One may wonder if in this time and age books are still relevant, and I must admit that I am a sucker for them. It may seem like a wonder how this “old” medium survived, but a “soft” version of a book would never compare to the “hard” version of it, with a hard cover, ink-filled pages you can feel and the smell… oh, the smell!.
This blog is dedicated to video applications and innovation, but with all due respect to the all mighty Internet, if you want to SERIOUSLY understand video – video processing and compression, that is – you better start reading them books.
This is not a literature column, but I will use this platform to list here five books you MUST read if you want to REALLY know your way around video.
Video Coding: An Introduction to Standard Codecs
Yair Weiner, our CTO and one of the most knowledgeable guys I know in the video business, defines this one as “The Bible of Video Coding”. I was never the religious type, but this is an excellent book to start from, and then return to whenever you need.
H.264 and MPEG-4 Video Compression: Video Coding for Next-generation Multimedia
H.264 is not a “next generation” codec anymore, it’s the de-facto standard for video compression today. This covers H.264 in technical detail, with an application-based approach, and introduces the basic concepts of digital video on the way there. Standards are a pain to read, and this book eases that pain impressively.
The MPEG4 Book
Before H.264, MPEG4 was king. It is still the most important standard, as it is currently the most popular standard for mobile video and the basis for H.264. The book has in-depth coverage of the many interesting and futuristic tools of MPEG-4, including practical solutions for media applications, with useful references to the standard’s reference software.

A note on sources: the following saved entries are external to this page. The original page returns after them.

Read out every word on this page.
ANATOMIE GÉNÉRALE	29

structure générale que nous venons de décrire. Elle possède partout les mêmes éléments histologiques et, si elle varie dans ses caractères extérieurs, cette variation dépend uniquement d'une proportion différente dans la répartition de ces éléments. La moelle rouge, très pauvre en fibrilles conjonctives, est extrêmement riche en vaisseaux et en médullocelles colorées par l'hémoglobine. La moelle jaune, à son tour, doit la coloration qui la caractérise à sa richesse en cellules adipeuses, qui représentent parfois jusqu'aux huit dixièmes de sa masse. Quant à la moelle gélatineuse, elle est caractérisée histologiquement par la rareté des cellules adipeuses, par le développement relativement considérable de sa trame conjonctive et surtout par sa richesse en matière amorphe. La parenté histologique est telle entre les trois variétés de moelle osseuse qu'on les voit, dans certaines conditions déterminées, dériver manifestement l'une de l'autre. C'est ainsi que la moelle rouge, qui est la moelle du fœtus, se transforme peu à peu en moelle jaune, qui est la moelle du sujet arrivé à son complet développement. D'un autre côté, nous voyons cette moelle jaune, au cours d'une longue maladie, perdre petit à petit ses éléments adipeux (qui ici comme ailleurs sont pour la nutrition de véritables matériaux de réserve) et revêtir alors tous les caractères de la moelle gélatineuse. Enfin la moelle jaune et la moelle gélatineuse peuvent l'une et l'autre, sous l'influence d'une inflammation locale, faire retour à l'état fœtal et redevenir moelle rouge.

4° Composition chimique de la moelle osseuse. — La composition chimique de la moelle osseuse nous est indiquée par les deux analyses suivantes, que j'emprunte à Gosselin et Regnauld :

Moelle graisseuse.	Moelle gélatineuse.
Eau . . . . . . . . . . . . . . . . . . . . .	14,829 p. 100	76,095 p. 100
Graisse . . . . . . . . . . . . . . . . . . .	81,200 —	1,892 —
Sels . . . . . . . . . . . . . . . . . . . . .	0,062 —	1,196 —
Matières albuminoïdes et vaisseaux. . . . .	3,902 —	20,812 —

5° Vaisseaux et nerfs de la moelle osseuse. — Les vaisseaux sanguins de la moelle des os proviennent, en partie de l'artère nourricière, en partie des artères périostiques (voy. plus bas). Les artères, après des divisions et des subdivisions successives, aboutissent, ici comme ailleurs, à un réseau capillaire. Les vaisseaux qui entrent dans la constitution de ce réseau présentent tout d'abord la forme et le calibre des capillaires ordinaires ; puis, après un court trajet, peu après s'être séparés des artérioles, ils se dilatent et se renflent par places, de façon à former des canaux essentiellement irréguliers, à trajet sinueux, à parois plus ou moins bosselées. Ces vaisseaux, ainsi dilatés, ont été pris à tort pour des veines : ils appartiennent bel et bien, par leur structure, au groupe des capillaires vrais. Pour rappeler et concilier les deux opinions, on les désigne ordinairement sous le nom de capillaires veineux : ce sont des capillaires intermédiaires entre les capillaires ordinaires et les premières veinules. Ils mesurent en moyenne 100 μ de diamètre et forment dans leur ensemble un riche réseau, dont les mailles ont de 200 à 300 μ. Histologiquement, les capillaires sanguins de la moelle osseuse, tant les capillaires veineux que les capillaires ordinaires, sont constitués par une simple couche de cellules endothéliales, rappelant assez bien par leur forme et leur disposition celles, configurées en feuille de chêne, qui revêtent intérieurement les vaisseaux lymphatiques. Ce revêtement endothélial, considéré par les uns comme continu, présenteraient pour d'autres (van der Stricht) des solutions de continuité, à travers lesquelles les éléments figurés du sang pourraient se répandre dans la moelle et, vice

Techniques and Standards for Image, Video, and Audio Coding
The “Green” book, as is it is known here, was one of the first to address the established international standards of image, video and audio compression and coding. It explains quite vividly coding and compression techniques, including the way they fit different communication systems. It is a very good introduction to the exciting world of multimedia coding.
Digital Video Image Quality and Perceptual Coding (Signal Processing and Communications)
This is another book by the previous author, H.R. Rao, only this one was published a decade later (2005). As such, it focuses on one of the main challenges of video coding – perceptual quality, or quality of experience. Surveying the topic of perception, from the Human Visual Systems to perceptual coding, it covers all the latest techniques and applications, and is a great reference for anyone in the video coding business.